И вот приехал Люлю. Я вновь стоял, онемев от потрясения, в своей помятой шляпе, и час прощания близился. Мадам Фромаж не пришла сказать мне
–
–
Даже мне трудно признаться в том унынии, которое я почувствовал в хорошо знакомом поезде, так, словно бы мне и этому поезду было прекрасно известно, что я больше никогда не стану его пассажиром и смогу выходить из Сен-Мамеса только пешком – в соседнюю деревню. Нет нужды говорить, что в соседнем купе больше не было усыпанного розами маминого гроба.
Я сидел напротив Люлю, потупив взгляд и сжимая в руках шляпу. Почему же я не мог гордиться собой? Куда подевалась привычная гордость, которую вызывал у меня Арман, особенно после того, как это ничтожное существо обратило в бегство врага? Насчет Люлю у меня не было никаких сомнений. Я подвел его и не заслуживал его терпения и обычной защиты. И все же я начинал понимать, что Люлю не разделял моего безрадостного взгляда на жизнь. На самом деле, тяжело раскачиваясь передо мной всю эту долгую поездку, Люлю хоть и не говорил, но улыбался, или почти что улыбался, словно бы втайне знал, что в Сен-Мамесе меня ожидает не только злоба д-ра Шапота. Секрет Люлю – ведь это был секрет! – скоро стал и моей тайной.
Люлю сразу же повел меня, как ни в чем не бывало, повел меня к самому главному врачу. В мое отсутствие д-р Шапот привык сидеть за пустым столом в той столовой, где когда-то благодаря моему кулинарному мастерству пировал и где протекал единственный период его супружеской жизни, когда он любил жену и наслаждался ролью мужа.

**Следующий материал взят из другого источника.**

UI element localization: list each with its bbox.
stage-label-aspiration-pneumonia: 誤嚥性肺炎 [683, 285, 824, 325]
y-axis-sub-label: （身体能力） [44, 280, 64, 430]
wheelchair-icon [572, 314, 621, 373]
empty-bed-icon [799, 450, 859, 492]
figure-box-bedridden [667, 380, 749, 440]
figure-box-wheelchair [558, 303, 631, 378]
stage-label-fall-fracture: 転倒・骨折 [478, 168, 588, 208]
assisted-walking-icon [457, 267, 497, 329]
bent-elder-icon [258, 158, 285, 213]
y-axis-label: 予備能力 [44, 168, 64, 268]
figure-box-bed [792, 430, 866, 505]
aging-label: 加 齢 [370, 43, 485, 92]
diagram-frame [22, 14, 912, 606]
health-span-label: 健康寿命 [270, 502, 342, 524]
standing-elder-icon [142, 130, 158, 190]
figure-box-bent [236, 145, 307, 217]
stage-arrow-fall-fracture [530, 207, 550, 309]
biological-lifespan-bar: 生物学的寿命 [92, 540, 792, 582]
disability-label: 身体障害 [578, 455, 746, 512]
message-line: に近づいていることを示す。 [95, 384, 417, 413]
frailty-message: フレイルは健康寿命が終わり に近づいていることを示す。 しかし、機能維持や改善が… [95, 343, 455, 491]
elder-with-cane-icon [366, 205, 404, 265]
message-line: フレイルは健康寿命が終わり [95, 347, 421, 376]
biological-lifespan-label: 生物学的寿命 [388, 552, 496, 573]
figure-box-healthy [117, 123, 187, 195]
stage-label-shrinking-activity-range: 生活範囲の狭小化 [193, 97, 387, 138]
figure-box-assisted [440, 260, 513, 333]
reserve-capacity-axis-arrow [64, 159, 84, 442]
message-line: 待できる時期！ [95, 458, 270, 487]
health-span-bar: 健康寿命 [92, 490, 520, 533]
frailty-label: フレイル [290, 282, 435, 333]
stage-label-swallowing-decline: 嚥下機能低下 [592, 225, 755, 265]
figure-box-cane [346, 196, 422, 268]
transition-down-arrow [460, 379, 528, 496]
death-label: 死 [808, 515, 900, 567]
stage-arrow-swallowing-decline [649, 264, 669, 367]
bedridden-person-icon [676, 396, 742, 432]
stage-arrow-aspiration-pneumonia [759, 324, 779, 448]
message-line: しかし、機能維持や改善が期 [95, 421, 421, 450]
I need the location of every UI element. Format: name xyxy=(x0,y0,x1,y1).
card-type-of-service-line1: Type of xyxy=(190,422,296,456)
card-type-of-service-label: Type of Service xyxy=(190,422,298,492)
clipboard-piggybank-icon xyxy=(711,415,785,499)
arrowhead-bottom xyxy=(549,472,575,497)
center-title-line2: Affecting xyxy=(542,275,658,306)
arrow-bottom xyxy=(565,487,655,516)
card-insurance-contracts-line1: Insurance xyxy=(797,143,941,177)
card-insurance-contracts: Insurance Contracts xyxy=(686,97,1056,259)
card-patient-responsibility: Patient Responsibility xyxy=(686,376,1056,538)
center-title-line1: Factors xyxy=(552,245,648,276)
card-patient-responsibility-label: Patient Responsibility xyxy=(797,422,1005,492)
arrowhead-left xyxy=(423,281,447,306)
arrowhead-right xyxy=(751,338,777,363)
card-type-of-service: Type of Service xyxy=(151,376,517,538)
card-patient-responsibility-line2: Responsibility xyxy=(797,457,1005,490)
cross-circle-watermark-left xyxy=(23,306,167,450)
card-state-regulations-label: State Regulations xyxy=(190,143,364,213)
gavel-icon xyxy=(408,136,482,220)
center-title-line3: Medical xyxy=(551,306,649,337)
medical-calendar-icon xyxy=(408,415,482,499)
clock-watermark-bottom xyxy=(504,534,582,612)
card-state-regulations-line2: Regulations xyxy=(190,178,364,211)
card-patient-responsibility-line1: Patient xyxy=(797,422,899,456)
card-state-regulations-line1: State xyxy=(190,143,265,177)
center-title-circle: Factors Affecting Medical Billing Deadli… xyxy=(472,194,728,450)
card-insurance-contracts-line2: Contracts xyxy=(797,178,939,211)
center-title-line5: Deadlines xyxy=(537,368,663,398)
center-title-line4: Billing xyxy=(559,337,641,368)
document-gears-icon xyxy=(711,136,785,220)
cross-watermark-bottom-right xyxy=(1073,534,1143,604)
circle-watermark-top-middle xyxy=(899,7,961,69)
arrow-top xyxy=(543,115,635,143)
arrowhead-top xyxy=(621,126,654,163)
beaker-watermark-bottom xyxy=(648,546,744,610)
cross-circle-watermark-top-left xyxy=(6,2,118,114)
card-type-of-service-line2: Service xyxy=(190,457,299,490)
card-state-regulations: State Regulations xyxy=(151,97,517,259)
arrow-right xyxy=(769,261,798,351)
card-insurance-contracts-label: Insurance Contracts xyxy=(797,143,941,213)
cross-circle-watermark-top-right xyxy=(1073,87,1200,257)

На сей раз д-р Шапот не поднял на меня глаз: как я сразу же заметил, он был погружен в еще более глубокое уныние, чем я.
Мари-Клод ушла и никогда не вернется. Это знали мы оба – доктор и пациент, подавленные ее отсутствием.
Поэтому я взял себе спальню, которая раньше принадлежала ей, и личный кабинет д-ра Шапота. Не ахти какая компенсация за то, что я потерял, и за вынужденное лишение всех тех смутных форм и неясных ощущений, доступных лишь за пределами Сен-Мамеса, где я находился, нахожусь и проведу всю оставшуюся жизнь. Во всем виноваты счастливое детство и стареющая лягушка, впавшая теперь в такую спячку, что я вновь мечтаю о прежней боли.
В конце концов, безо всякой на то причины, Люлю решил, что пора сжалиться над Паскалем и его лягушкой. Как-то ранним вечером он нашел меня, подавленного и страдающего от безделья, в докторском кабинете и, поманив за собой, вывел на улицу, где нас поджидал неяркий свет. В воздухе, дышавшем приятной прохладой, не было ни ветерка, и казалось, будто Сен-Мамес опустел. Такая безмятежная тишь стояла над полями, раскинувшимися аж до самых филигранных деревец, которые переходили в свою очередь в невидимый лес и которым не было конца. Освещение достигло такого равновесия, что оставалось неизменным, по крайней мере, в то мгновенье.
Мы свернули в песчаную аллею. Люлю отпер деревянную дверь, и мы вошли в каменную загородку с высокими стенами и без крыши. Какой мирной и далекой была она от Сен-Мамеса, внутри которого пряталась! Пустая, как мне сперва показалось? Нет, вовсе не пустая! Мы с Люлю встали рядышком, наблюдая за происходящим, и Арман зашевелился.
Около дюжины пациентов, таких же, как я, но гораздо более удачливых, спокойно ходили по кругу, согнувшись в пояснице и двигаясь вслед – за кем же еще? – за своими лягушками! Каждого человека сопровождала его собственная лягушка, и все эти лягушки, большие и маленькие, золотистые и красноватые, не просто совершали необходимый моцион, но время от времени перепрыгивали друг через друга! Взмывали наперегонки в воздух!
Понятно, что Армана нельзя было удержать во тьме моего нутра. Он должен был подняться – и поднялся. И пока Люлю, прислонившись к стене, наблюдал за нами, моя лягушка прыгнула в самую гущу своих сородичей, а я, наклонившись, подобно остальным, вперед, присоединился к гордым владельцам этих освобожденных на время существ, которые прыгали, скакали и наполняли тишину своим кваканьем.